There are no hard and fast rules as to what the optimum type of driving light bracket is, but it is important that the materials are thick enough to withstand the stress they are put under. Most cheap LED driving lights will use very thin brackets (>2.5mm) made from low-grade steel. A high-quality LED light, on the other hand, such as Hard Korr Trailblzer BZR Series, will use a 4mm mounting bracket constructed from marine-grade 316 stainless steel.
LED Driving Light Performance - Lux vs Lumens
An extremely important, but still widely misunderstood, concept in LED driving light performance is the difference between lux and lumens. Lumens is simply a measure of light output at the source, and fails to consider light beam throw, which is affected by the quality of reflector engineering and construction. A cheap, poor-quality light may be very powerful, but due to substandard reflector construction the light beam may be very inefficiently projected and thus much of the light output wasted. A high-quality LED driving light with better reflectors, however, will generally utilise the lumens produced by its LED chips more efficiently. As a result, the beam produced by high-quality lights will generally be more even and much longer. This is why lumens is not a good measure of the performance of a driving light. Look for the 1 lux measurement to truly understand the relative performance of different driving lights.

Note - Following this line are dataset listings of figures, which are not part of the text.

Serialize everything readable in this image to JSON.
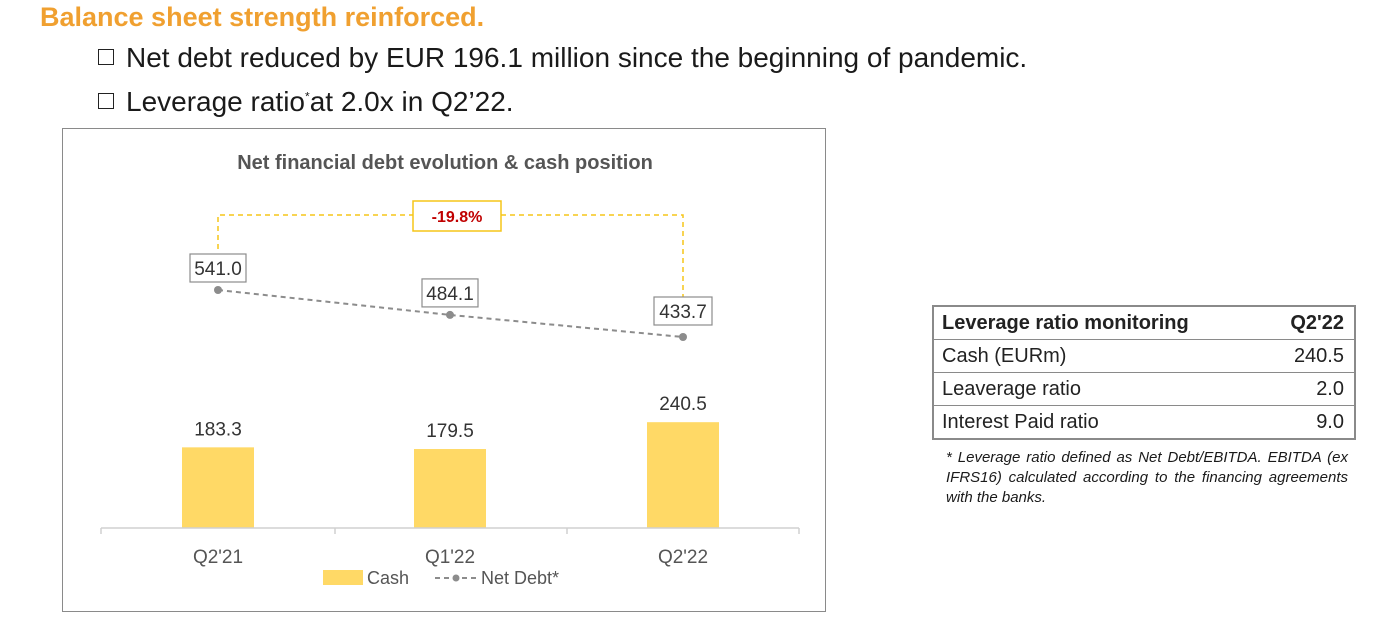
{
  "heading": "Balance sheet strength reinforced.",
  "bullets": {
    "b1": "Net debt reduced by EUR 196.1 million since the beginning of pandemic.",
    "b2_pre": "Leverage ratio",
    "b2_sup": "*",
    "b2_post": "at 2.0x in Q2’22."
  },
  "chart_data": {
    "type": "bar",
    "title": "Net financial debt evolution & cash position",
    "categories": [
      "Q2'21",
      "Q1'22",
      "Q2'22"
    ],
    "series": [
      {
        "name": "Cash",
        "type": "bar",
        "values": [
          183.3,
          179.5,
          240.5
        ],
        "labels": [
          "183.3",
          "179.5",
          "240.5"
        ],
        "color": "#ffd966"
      },
      {
        "name": "Net Debt*",
        "type": "line",
        "values": [
          541.0,
          484.1,
          433.7
        ],
        "labels": [
          "541.0",
          "484.1",
          "433.7"
        ],
        "color": "#8c8c8c"
      }
    ],
    "annotation": "-19.8%",
    "annotation_color": "#c00000",
    "bracket_color": "#f5c518",
    "grid": false,
    "legend": "bottom"
  },
  "table": {
    "header": [
      "Leverage ratio monitoring",
      "Q2'22"
    ],
    "rows": [
      [
        "Cash (EURm)",
        "240.5"
      ],
      [
        "Leaverage ratio",
        "2.0"
      ],
      [
        "Interest Paid ratio",
        "9.0"
      ]
    ]
  },
  "note": "* Leverage ratio defined as Net Debt/EBITDA. EBITDA (ex IFRS16) calculated according to the financing agreements with the banks."
}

Other factors to consider when selecting an LED driving light include:
If you’re looking for a set of 4wd driving lights, chances are you will be driving through water at some stage. Accordingly, you want to make sure that your lights can handle the submersion without the water penetrating inside.
Waterproofness is measured with Ingress Protection (IP) ratings, which are published by the International Electrotechnical Commission. Theoretically, the IP rating of a light should be a good guide to its ability to handle a dip. However, unfortunately it is also a commonly made-up figure with cheaper lights, and so caution is always advised.

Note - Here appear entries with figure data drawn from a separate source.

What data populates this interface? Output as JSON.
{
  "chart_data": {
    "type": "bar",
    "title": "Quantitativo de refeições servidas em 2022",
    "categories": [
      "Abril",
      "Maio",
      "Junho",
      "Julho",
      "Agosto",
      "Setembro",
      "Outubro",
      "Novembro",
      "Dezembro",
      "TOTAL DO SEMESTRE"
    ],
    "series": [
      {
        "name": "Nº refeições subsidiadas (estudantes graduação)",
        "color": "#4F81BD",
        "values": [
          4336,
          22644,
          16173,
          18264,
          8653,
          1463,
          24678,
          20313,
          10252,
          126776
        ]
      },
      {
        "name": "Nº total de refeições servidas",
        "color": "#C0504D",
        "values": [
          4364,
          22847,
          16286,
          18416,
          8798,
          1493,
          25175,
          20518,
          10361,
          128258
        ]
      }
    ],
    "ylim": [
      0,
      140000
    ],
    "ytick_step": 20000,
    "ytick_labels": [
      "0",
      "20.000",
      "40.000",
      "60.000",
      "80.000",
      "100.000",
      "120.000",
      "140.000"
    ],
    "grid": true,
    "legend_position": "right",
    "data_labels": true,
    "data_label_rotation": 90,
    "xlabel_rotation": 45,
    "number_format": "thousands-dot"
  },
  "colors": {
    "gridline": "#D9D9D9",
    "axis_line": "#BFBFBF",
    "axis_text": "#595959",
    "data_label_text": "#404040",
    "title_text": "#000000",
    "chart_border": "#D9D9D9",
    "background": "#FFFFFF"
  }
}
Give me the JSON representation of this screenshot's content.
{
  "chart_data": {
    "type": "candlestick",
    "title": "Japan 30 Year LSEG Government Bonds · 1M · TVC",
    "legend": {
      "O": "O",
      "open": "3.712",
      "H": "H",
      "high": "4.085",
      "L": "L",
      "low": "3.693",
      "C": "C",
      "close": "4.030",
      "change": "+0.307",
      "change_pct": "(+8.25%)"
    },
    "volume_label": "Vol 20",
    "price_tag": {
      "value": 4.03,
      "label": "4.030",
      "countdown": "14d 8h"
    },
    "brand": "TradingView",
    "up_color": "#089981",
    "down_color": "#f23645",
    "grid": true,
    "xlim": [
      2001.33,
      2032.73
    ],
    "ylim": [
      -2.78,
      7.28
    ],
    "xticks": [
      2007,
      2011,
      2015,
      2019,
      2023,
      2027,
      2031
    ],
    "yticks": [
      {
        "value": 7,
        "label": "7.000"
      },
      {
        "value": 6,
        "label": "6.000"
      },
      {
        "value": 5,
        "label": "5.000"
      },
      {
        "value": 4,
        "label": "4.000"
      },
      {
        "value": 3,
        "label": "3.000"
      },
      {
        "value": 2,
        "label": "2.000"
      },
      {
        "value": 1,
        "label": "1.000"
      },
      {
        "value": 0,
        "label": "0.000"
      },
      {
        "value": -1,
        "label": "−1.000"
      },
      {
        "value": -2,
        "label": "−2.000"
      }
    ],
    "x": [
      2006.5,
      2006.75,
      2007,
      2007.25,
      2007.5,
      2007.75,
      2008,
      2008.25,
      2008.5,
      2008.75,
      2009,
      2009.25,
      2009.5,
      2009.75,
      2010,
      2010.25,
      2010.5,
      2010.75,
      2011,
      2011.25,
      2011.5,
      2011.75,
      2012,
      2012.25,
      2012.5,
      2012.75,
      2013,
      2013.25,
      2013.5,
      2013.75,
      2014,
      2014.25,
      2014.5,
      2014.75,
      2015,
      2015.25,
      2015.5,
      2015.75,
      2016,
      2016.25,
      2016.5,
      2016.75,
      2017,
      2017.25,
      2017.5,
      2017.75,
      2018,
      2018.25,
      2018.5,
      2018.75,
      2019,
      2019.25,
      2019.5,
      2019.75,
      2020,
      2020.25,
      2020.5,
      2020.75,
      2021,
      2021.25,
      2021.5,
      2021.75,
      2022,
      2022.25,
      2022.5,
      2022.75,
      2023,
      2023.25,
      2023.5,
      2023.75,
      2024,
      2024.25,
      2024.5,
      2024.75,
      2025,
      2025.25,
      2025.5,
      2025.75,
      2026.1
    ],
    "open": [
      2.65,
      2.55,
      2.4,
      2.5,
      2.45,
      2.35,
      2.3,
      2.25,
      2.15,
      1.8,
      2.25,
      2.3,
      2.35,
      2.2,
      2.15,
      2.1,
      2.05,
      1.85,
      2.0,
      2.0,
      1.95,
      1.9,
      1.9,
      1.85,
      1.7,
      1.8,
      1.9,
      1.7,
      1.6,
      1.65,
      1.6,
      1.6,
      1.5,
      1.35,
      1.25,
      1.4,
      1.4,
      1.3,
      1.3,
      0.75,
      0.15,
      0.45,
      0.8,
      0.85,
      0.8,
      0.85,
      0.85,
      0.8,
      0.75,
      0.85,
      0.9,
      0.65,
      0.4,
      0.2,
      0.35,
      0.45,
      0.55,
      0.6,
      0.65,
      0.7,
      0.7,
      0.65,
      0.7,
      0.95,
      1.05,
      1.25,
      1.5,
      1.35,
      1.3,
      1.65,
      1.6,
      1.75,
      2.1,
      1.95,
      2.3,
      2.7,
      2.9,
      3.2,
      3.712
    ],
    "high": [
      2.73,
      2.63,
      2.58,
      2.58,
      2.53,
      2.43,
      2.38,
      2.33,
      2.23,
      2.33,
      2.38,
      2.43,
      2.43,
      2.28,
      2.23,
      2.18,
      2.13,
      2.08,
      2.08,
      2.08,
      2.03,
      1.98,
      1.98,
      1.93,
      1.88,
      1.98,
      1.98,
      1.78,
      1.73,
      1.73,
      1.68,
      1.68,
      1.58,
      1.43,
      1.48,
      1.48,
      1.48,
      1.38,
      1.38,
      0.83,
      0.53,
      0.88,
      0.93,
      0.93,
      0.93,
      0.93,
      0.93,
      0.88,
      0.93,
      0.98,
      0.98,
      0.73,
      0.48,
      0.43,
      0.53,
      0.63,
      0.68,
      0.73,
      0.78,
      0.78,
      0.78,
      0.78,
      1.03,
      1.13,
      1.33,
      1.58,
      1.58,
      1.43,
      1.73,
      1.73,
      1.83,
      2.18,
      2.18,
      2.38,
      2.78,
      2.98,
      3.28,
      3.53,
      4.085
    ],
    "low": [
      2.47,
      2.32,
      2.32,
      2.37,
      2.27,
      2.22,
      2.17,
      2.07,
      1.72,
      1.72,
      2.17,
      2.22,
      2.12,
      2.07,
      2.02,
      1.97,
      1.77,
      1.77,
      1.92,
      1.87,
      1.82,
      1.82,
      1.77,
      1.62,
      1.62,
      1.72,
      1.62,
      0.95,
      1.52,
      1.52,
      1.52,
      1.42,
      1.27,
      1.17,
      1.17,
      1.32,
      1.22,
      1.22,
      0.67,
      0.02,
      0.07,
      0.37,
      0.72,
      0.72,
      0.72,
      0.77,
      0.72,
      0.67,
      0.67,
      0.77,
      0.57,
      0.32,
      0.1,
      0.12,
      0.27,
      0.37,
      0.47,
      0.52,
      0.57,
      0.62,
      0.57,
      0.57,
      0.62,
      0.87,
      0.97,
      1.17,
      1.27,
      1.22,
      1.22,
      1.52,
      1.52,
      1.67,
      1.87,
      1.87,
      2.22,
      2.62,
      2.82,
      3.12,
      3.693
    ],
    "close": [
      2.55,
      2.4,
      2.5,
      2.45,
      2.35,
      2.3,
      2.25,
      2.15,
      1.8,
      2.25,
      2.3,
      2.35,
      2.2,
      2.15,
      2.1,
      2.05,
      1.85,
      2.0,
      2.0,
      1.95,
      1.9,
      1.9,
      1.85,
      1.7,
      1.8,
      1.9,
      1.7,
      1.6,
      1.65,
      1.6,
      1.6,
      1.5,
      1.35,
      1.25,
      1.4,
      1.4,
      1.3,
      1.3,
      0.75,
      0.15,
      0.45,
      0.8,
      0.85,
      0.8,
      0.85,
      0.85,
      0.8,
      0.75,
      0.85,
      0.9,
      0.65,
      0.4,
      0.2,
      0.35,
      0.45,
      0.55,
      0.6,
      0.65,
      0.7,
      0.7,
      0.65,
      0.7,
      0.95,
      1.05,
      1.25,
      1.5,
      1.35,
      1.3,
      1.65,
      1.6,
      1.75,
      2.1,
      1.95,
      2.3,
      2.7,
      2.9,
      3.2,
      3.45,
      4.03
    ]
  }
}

When selecting a 4wd driving light for off-road use, be sure to select one which has an Ingress Protection rating of at least IP67 (bottom of light can be submerged up to 1m) or preferably IP68 (bottom of light can be submerged up to 3m).

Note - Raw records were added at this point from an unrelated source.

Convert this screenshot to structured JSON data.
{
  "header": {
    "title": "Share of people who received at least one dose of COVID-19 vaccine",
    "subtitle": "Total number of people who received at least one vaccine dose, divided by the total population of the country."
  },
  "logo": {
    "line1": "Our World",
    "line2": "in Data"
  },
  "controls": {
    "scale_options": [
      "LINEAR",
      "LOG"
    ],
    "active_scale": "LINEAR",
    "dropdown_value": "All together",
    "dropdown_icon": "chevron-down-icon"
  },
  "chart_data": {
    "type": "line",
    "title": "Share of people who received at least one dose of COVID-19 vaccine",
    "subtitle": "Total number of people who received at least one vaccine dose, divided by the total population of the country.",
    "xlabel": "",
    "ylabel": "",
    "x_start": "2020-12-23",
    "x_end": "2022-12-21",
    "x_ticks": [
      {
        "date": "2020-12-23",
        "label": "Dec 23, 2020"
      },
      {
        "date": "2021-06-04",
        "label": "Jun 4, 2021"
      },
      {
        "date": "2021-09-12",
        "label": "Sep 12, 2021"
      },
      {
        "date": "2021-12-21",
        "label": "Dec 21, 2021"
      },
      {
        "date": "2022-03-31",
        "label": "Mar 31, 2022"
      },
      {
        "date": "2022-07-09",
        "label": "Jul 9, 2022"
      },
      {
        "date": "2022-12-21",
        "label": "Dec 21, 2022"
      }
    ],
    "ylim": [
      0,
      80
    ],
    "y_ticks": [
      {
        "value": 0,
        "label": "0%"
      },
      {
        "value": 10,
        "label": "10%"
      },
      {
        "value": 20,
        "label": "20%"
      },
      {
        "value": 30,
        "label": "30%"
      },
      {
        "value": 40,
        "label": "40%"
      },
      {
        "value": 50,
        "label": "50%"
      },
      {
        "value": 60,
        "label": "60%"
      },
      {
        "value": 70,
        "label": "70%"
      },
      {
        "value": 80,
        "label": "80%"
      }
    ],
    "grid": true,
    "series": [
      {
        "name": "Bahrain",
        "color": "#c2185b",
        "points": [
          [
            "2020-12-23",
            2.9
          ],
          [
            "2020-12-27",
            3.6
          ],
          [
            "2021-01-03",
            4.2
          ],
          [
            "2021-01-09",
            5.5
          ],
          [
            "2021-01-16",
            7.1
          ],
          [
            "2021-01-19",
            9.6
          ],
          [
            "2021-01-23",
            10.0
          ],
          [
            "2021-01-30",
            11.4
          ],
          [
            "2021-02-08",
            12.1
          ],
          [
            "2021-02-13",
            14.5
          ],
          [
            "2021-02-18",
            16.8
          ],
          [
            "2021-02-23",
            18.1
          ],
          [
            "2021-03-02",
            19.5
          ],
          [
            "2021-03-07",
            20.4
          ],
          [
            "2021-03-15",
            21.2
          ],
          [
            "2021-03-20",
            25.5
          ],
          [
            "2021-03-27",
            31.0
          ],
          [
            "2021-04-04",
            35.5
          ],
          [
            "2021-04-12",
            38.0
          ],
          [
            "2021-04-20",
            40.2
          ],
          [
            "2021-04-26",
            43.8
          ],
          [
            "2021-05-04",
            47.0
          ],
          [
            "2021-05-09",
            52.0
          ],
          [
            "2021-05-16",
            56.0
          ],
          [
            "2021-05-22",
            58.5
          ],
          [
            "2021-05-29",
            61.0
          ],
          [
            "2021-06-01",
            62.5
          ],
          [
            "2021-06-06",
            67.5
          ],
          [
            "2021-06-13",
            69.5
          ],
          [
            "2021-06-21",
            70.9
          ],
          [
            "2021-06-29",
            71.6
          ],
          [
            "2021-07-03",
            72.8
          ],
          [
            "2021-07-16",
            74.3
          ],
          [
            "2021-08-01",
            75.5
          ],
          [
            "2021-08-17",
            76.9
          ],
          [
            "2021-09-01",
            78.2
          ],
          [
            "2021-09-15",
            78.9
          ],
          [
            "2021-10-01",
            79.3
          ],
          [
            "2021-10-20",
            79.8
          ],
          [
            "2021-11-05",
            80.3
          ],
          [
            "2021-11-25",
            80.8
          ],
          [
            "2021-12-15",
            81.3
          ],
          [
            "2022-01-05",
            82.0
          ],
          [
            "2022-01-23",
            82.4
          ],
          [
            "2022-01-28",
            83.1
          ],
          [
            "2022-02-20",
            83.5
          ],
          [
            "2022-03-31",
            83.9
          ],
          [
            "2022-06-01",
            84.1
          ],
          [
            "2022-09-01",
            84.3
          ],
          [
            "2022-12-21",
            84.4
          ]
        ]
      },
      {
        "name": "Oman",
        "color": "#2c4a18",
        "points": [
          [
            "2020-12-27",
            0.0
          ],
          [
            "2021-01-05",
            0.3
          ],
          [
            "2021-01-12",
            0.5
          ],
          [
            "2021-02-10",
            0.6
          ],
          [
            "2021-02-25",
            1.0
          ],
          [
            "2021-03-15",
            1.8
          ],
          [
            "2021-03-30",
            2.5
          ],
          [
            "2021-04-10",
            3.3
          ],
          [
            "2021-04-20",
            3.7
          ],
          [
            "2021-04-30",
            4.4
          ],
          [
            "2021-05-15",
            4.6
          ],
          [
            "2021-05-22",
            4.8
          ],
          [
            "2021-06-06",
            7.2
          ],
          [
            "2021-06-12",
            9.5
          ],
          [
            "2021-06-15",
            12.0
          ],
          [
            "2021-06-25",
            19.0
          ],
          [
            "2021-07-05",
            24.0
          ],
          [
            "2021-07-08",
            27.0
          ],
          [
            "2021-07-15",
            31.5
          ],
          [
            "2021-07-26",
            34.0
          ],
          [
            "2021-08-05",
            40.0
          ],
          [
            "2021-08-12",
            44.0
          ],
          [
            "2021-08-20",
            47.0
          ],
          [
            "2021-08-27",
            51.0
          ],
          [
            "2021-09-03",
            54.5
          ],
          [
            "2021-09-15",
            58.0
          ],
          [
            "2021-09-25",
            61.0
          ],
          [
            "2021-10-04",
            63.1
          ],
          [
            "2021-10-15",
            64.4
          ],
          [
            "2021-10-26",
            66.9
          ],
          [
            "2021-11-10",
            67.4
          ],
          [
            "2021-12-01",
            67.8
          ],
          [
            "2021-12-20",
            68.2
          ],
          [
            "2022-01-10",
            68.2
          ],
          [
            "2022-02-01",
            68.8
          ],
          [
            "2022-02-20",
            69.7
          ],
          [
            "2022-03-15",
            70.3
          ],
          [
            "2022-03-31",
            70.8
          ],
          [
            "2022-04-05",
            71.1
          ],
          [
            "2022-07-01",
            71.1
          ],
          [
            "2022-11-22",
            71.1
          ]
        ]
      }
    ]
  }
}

As mentioned above, reflector engineering plays a significant part in the conversion of raw light output into a light beam. The beauty of LED driving lights (as opposed to older technology) is that there are many more individual light sources, meaning that much finer control can be exerted over the light beam via minute adjustments to reflector profile.
It also means that the engineering equations are much more complex, and manufacturing tolerance is much lower. A poorly-designed or manufactured reflector can have a substantial negative impact on the shape and distribution of the light beam. Conversely, an expertly designed reflector which efficiently uses the available light can result in an LED driving light that produces a much stronger beam using less power.